Dimension culturelle et pragmatique

Apprendre le chinois implique également de comprendre le contexte culturel et social dans lequel la langue s’utilise. Les notions de politesse, d’implicite et de hiérarchie sociale jouent un rôle important dans la communication, et leur méconnaissance peut provoquer des malentendus ou des maladresses pragmatiques. Par exemple, l’usage des titres honorifiques ou des formules de politesse est très codifié, et un excès ou une absence peut paraître impoli ou étrange.

La tendance culturelle à éviter la confrontation directe se traduit par des réponses indirectes ou des formules ambiguës, ce qui pose des difficultés pour interpréter le vrai sens d’un échange oral.

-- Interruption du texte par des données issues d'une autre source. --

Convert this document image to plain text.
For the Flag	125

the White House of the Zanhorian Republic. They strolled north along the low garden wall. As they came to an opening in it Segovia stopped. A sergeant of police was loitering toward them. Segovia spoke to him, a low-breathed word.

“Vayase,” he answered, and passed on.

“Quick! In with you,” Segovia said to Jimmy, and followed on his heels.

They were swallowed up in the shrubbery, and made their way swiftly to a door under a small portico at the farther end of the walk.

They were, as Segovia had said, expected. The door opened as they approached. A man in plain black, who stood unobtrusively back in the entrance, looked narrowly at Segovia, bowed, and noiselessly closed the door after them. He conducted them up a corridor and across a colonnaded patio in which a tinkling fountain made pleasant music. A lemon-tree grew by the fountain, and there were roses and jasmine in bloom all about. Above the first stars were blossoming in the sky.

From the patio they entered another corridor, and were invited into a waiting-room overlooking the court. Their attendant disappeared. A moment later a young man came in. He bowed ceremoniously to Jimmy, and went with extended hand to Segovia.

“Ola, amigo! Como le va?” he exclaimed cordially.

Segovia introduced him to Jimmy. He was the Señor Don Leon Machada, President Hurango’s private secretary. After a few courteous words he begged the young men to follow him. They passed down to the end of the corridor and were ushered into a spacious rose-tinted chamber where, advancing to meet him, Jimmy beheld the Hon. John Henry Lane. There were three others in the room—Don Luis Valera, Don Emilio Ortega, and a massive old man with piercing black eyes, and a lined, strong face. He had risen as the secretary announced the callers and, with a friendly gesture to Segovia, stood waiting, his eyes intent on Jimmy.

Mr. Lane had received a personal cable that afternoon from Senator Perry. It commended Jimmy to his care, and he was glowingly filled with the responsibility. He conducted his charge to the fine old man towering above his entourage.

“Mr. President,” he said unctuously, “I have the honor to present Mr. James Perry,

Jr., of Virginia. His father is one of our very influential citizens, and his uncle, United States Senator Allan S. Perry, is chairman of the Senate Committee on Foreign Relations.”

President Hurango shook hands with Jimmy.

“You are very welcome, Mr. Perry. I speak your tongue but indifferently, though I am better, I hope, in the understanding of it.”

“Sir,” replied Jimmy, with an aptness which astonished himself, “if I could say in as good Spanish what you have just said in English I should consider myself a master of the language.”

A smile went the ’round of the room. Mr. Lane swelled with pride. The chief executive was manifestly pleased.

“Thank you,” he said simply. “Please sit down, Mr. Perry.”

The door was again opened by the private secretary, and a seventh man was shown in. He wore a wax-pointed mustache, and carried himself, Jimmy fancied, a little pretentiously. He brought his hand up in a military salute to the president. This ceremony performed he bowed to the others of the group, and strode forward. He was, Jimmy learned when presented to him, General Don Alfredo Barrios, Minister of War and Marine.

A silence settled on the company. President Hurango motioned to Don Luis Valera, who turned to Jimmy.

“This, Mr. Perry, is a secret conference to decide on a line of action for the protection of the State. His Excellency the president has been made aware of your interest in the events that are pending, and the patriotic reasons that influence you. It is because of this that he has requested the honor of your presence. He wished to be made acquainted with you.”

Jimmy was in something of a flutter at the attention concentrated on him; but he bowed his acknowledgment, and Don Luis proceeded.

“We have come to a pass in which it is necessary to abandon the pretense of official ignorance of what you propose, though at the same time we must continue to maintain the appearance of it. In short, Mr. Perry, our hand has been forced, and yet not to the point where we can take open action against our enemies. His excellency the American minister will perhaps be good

Comprendre le “sous-texte” ou l’implicite est une étape clé pour s’intégrer dans des conversations naturelles.

Erreurs courantes et pièges à éviter

  • Confondre les tons en production orale, menant à des malentendus fréquents.
  • Négliger l’apprentissage des radicaux, ce qui rend la mémorisation des caractères plus longue.
  • Traduire littéralement des expressions françaises, espagnoles ou anglaises, produisant des phrases grammaticalement incorrectes en chinois.
  • Sous-estimer l’importance de l’écoute active et de la pratique orale, ce qui ralentit la capacité à comprendre la langue naturelle.
  • Sauter la phase de mémorisation des caractères au profit du pinyin (notation phonétique), ce qui limite gravement la capacité à lire ou écrire.

Conclusion

En résumé, les principales difficultés rencontrées par les apprenants du chinois concernent la maîtrise des tons, la complexité du système d’écriture, les spécificités de la grammaire et la compréhension des codes culturels implicites. La langue chinoise se distingue par ces caractéristiques particulières, souvent très éloignées des langues indo-européennes, ce qui explique les nombreux défis rencontrés par les apprenants. Une étude progressive combinant écoute, production orale, lecture et compréhension culturelle est la clé pour surmonter ces obstacles.